#60 現代ヒーローの悩み・其の二
現代ヒーローの悩みは多い。
以前、現代ヒーローの悩みの一つとして『変身のタイミング』を挙げた。今や町中に監視カメラが設置され、人々の持つスマートフォンですら容易に動画を撮影できる時代た。物陰に隠れて変身するのが至難の業となりつつある今日この頃。
実はもう一つ。現代ヒーローを悩ませている問題がある。
それは何か。
『ストーキング』だ。
『秘密』とは暴きたくなるのが人の性。
それは本来隠さなければならないヒーローの正体すらも対象だ。もしヒーローの正体は暴かれたら、それは『大変』と言う安易な2文字では済まされないことになるだろう。
今の時代『ヒーロー』はある種の抑止力なのだ。誰しも正体を『知らない』からこそ、突然発生したものだと認知される。知らないからこそ、いつ現れるかわからない。わからないから、悪事を働こうとするとヒーローの姿が連想される。
このように、知らないからこそ抑止できることがあるのだ。
もし正体がバレでもしたら、抑止力が一気になくなる。単純なことだ。正体を知っているなら、その正体であるモノに気をつければいい。『正体』が暮らしている町より遠いとこ。『正体』はいま手の離せないことをしている。今行動すれば到着は確実に遅れる。
このような、わかっていると予測できてしまうのだ。
私の正体がバレれば、私のプライベートだけではなく平和そのものに影響が出てくる。
それなのに、人々は私の正体を暴こうと必死だ。この前は救ったはずの女性にGPSをつけられた。
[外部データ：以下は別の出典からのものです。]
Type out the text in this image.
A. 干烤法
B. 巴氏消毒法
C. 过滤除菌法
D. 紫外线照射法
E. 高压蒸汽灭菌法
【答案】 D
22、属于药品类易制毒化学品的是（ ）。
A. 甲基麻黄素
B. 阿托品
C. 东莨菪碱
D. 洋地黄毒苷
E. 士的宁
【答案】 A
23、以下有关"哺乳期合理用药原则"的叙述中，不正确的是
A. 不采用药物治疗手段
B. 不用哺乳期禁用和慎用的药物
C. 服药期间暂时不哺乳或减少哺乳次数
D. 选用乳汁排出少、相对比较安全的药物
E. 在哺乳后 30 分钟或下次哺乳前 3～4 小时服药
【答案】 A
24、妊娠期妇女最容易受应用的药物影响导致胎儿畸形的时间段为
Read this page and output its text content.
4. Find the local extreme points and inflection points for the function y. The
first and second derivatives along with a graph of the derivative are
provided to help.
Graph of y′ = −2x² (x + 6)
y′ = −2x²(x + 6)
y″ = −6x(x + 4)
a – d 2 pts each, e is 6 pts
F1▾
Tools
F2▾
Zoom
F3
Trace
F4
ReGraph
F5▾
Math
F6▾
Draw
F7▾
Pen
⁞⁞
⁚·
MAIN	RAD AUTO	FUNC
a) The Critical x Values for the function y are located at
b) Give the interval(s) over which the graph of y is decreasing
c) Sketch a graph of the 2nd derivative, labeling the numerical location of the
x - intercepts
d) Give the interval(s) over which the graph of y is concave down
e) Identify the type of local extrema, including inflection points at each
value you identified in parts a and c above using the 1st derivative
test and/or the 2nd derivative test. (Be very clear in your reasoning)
犬の嗅覚を使って、私の匂いを追いかける人物だっていた。
さらには、私のDNAを奪おうとする輩もいる。一般人で、だ。
まったく、これでは人助けをする気力すら奪われていく。
いいかい。確かに私は正義感が強いと幼い頃から言われてきた。だからこうして超人的力を手にしても、悪用せず正義のために使っている。
それでも、私だって人間だ。嫌なことがあれば気が滅入ってしまう時もある。
だから、だ。
「一回ぐらい、ヒーローを休んでもいいよな」
そんなことを、つい、自室でつぶやいてしまうのだ。
私の正体を知ろうとする人間を、抑止力の私を消そうとする人間を、果たして助ける理由があるのだろうか。